Your Fruits and Vegetables Can Tell Day from Night—and Even Get Jet Lag
New science shows that cabbage, carrots and blueberries experience circadian rhythms, with potential consequences for nutrition
You probably don’t feel much remorse when you bite into a raw carrot.
You might feel differently if you considered the fact that it’s still living the moment you put it into your mouth.
Of course, carrots—like all fruits and vegetables—don’t have consciousness or a central nervous system, so they can’t feel pain when we harvest, cook or eat them. But many species survive and continue metabolic activity even after they’re picked, and contrary to what you may believe, they’re often still alive when you take them home from the grocery store and stick them in the fridge.
The most recent evidence of this surprising phenomenon? A new paper, published today in Current Biology by researchers from Rice University and UC Davis, found that a range of harvested fruits and vegetables—including cabbage, lettuce, spinach, zucchini, sweet potatoes, carrots and blueberries—behave differently on a cellular level depending on their exposure to light or darkness. In other words, these fresh produce have an internal “body clock,” or circadian rhythm, just like we do.
Previously, Rice biologist and lead author Danielle Goodspeed had found that some plants depend on light cycles and their internal circadian rhythm to fend off predatory insects, at least while still in the ground. In experiments, she had noticed that thale cress plants used reliable daily exposure to sunlight as a basis for anticipating the arrival of insects during the day, and were able to build up reserves of defensive chemicals beforehand, during the night.

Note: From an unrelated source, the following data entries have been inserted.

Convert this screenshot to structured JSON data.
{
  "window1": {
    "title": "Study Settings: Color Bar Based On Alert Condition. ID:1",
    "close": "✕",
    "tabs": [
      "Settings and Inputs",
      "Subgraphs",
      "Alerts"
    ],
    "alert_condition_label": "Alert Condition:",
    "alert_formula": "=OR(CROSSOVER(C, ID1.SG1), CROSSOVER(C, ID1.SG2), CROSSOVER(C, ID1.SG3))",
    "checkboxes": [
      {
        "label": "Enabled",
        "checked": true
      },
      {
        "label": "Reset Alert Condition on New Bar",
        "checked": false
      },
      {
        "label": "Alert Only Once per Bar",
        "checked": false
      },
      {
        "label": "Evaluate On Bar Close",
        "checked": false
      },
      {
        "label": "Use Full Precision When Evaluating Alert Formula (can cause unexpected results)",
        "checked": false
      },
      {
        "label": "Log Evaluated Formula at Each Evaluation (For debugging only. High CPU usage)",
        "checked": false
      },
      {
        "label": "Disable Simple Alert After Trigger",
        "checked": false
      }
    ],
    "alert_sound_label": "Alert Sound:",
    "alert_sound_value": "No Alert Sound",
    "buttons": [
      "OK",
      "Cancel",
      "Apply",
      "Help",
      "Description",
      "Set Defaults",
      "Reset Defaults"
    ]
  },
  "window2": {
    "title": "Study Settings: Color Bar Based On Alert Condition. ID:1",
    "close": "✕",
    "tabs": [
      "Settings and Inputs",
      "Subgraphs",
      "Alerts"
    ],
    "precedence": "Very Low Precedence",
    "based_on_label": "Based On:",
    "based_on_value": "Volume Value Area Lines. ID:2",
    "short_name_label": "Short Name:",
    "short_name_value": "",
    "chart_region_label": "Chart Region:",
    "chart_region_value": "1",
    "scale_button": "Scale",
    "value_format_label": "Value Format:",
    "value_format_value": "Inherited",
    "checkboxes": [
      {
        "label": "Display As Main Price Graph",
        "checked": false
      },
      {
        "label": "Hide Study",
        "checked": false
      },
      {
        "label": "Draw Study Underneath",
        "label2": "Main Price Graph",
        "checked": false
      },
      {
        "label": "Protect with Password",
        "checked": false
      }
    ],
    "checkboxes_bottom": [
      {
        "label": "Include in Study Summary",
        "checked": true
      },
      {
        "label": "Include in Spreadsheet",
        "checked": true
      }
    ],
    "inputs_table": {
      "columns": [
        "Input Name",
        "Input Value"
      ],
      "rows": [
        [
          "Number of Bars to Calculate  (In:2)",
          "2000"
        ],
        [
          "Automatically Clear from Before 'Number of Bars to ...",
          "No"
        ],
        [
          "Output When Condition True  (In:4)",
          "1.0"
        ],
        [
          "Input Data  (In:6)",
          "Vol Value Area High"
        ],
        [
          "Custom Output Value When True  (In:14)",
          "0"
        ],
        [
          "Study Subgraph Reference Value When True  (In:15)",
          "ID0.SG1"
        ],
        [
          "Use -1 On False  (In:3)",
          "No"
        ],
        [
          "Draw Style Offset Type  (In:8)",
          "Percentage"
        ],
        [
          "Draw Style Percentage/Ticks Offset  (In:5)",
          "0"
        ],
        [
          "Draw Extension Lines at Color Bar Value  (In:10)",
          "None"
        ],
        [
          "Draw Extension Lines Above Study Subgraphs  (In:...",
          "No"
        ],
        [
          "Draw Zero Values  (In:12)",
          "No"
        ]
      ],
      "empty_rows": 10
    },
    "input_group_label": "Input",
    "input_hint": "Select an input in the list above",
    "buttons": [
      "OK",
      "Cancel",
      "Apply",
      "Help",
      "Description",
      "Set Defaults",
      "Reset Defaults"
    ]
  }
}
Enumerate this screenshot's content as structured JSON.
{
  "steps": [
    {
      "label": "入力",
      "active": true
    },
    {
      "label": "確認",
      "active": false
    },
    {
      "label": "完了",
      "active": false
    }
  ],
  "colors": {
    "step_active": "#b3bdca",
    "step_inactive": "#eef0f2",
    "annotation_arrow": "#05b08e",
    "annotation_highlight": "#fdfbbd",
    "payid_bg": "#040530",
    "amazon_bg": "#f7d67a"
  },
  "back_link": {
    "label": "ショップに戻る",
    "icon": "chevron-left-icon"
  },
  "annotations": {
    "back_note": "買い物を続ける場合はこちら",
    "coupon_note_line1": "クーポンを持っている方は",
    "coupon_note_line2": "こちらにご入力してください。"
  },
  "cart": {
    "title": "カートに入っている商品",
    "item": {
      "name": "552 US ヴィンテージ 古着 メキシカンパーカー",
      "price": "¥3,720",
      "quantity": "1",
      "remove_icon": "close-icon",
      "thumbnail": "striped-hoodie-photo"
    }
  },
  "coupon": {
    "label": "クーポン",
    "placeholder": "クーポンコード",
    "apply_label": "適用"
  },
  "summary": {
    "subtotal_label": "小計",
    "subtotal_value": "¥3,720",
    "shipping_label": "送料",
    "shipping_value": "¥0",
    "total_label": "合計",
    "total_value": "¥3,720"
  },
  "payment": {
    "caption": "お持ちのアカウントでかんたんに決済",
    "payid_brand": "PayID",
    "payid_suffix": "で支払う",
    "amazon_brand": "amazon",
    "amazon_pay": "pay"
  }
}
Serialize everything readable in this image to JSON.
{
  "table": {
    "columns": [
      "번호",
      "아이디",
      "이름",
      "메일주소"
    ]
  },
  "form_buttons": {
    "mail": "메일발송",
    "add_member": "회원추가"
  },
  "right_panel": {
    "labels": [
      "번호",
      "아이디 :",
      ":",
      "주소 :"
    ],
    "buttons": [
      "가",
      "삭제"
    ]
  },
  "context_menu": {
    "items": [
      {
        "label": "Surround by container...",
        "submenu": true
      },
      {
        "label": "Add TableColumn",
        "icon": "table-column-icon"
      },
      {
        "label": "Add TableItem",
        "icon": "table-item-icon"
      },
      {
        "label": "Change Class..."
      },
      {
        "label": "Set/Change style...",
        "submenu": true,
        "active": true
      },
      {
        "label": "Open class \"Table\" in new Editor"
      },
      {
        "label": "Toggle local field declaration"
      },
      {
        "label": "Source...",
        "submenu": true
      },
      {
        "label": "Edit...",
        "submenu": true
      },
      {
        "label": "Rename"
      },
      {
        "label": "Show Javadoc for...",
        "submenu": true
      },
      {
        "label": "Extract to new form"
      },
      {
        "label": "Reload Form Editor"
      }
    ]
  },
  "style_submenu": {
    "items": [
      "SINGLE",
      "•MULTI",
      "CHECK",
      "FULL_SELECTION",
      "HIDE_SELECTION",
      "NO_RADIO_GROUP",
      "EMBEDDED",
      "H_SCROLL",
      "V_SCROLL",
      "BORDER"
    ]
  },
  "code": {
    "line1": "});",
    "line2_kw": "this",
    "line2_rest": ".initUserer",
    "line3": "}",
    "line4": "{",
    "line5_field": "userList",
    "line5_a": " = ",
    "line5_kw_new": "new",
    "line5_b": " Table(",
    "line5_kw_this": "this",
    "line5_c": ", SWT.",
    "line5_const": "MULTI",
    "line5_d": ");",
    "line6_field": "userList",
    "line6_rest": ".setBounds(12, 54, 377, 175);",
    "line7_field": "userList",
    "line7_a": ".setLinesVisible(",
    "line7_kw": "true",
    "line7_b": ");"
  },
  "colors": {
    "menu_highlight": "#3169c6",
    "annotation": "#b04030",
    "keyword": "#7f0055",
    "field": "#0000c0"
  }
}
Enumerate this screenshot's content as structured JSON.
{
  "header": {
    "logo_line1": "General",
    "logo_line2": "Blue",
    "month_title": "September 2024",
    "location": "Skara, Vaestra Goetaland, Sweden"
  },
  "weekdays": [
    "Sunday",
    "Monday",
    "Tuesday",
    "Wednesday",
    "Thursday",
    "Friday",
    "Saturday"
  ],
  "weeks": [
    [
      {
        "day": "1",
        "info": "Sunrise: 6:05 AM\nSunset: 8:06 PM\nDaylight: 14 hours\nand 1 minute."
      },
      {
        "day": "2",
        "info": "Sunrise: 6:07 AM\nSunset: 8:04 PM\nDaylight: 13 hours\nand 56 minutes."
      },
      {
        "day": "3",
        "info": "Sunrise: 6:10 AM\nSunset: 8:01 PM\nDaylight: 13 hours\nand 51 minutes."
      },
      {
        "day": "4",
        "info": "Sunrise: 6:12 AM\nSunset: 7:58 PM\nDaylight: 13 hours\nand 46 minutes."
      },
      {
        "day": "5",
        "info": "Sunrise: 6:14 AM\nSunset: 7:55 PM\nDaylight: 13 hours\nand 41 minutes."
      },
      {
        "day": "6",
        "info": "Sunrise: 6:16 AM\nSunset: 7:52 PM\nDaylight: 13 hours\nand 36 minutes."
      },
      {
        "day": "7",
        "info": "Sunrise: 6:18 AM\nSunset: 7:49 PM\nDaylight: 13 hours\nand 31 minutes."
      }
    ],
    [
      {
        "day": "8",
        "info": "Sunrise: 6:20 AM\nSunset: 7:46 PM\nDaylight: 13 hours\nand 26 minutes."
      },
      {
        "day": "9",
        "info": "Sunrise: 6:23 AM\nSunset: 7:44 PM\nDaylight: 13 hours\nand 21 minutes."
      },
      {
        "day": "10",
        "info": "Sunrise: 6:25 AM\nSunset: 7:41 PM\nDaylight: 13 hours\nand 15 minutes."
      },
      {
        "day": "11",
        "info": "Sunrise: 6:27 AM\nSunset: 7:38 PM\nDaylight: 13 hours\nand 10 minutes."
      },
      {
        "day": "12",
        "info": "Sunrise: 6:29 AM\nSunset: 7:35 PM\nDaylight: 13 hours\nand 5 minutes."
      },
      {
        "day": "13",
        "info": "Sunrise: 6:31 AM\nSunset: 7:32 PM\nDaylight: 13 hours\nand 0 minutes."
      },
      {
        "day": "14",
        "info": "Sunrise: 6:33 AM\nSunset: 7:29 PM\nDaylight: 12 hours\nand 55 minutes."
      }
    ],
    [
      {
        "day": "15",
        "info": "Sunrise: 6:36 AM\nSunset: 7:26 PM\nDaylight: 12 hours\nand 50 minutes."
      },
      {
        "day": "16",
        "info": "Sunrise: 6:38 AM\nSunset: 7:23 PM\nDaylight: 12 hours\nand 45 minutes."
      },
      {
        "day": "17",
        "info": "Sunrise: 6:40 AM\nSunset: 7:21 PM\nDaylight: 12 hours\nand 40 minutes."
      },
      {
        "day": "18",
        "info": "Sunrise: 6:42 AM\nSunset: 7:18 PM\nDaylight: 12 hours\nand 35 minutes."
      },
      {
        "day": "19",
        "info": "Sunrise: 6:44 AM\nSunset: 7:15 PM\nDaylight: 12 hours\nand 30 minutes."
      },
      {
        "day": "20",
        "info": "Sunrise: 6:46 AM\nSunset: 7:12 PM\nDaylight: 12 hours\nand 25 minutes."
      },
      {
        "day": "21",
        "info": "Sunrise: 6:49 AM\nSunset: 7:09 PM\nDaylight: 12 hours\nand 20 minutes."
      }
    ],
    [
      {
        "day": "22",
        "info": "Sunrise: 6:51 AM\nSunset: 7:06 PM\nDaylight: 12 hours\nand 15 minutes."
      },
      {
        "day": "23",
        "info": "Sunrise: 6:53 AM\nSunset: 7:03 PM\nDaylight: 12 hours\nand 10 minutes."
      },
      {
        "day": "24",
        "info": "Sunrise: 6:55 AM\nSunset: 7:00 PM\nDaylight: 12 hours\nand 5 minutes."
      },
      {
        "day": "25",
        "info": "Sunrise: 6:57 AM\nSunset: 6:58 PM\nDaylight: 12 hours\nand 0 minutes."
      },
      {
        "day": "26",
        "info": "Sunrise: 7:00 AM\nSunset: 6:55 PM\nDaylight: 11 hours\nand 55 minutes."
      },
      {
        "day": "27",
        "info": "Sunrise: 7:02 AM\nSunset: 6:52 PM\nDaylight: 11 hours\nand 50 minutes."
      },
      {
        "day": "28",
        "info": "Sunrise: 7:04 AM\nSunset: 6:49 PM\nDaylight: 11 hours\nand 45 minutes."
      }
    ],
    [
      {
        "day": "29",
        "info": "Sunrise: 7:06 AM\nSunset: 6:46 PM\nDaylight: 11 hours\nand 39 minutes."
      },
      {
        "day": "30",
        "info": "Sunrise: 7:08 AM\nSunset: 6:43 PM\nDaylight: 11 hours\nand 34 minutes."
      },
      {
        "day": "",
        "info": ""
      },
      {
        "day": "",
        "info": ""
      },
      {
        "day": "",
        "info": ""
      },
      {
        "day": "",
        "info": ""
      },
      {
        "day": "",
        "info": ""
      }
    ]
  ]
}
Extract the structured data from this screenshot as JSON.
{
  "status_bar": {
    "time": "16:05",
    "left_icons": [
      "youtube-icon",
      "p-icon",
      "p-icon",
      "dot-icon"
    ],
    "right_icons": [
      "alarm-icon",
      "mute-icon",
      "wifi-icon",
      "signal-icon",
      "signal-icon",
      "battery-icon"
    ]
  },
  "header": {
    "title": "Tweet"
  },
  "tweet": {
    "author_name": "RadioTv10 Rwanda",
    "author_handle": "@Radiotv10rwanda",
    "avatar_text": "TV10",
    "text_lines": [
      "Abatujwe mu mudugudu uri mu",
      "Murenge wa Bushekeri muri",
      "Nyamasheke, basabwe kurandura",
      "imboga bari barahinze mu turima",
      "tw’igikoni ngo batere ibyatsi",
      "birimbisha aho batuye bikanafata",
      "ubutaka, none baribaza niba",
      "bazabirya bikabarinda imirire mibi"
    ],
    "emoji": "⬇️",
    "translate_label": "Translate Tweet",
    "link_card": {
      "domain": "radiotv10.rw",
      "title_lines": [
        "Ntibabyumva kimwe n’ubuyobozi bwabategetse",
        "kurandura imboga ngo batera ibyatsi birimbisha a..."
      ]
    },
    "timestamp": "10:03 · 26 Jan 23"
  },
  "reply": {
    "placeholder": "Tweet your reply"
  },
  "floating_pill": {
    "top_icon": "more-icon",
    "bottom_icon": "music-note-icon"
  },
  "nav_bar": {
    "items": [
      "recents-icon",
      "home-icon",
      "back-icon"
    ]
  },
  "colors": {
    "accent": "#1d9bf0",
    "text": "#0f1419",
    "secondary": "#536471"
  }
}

In this new study, she and others sought to determine whether already harvested samples of plant species that we commonly eat demonstrate the same kind of circadian behavior. They started by looking at cabbage, a close relative of thale cress, subjecting samples to similar experiments employed to arrive at the previous finding.
The team bought cabbage at the grocery store and took small leaf samples, and also acquired cabbage loopers, small moth larvae that like to feed on cabbage. The larvae were kept on a routine 24-hour light cycle: 12 hours of light alternating with 12 hours of darkness.
For three days, half of the cabbage samples were put on this same cycle, to “train” their circadian rhythms, but the other half were put on an entirely opposite cycle. As a result, plants in this second group would “think” it was night when the larvae behaved as if it were actually daytime, and vice-versa. If the harvested cabbage tissue depended on light exposure in the same way as the planted thale cress, then it’d build up defense chemicals at exactly the wrong time of day, and would likely suffer for it if the pests were given a chance to feed.
When the researchers let cabbage loopers loose on their favorite food, that’s exactly what happened. Cabbage leaves in the out-of-sync group showed significantly less resistance than the other samples, suffering more tissue damage and losing weight more quickly. The cabbage loopers feeding on these leaves also grew more quickly than those feeding on the first group. When the team directly measured levels of one specific class of chemicals involved in metabolic defense activity in the samples, they found that they did indeed cycle along with what the plants had been “trained” to anticipate as daytime.
The researchers put harvested lettuce, spinach, zucchini, sweet potatoes, carrots and blueberries through the same sort of experiment and arrived at the same results. All the plant samples “trained” to anticipate day at the correct time suffered less damage from the larvae than those with circadian rhythms that had been set incorrectly. It’s unclear why the root vegetables—carrots and sweet potatoes—would demonstrate a circadian rhythm (after all, they grow under the ground), but it’s possible that the entire plant simply uses the light cycle to orient its metabolic activity, and the pattern affects the roots as well as the leaves.
In a sense, the produce used in the experiment got jet lagged—their circadian rhythms told them it was nighttime, so they didn’t need to produce the defensive chemicals, when in fact it was day. It’s not so different from flying, say, to India, and your body telling you it’s time to sleep when you arrive, when in truth it’s 11 a.m. local time. Except, of course, that your jet lag doesn’t make you more prone to being consumed alive by insects.
Our burgeoning understanding of the circadian rhythms and metabolic activity of plants could eventually make an impact on another animal species that consumes fruits and vegetables: Homo sapiens.
The reason, the researchers say, is that some of the same chemicals involved in defense against insects appear to also act as anti-cancer agents. In trials, cabbage samples kept entirely in the dark (like, say, the vegetables in your refrigerator) suffered greater tissue loss than those with the circadian rhythm that aligned with the larvae, indicating they had lower overall levels of anti-pest (and anti-cancer) chemicals. So designing harvest, transport and storage systems with a focus on light exposure could be the next step in maximizing the nutrition we get when we eat fruits and vegetables.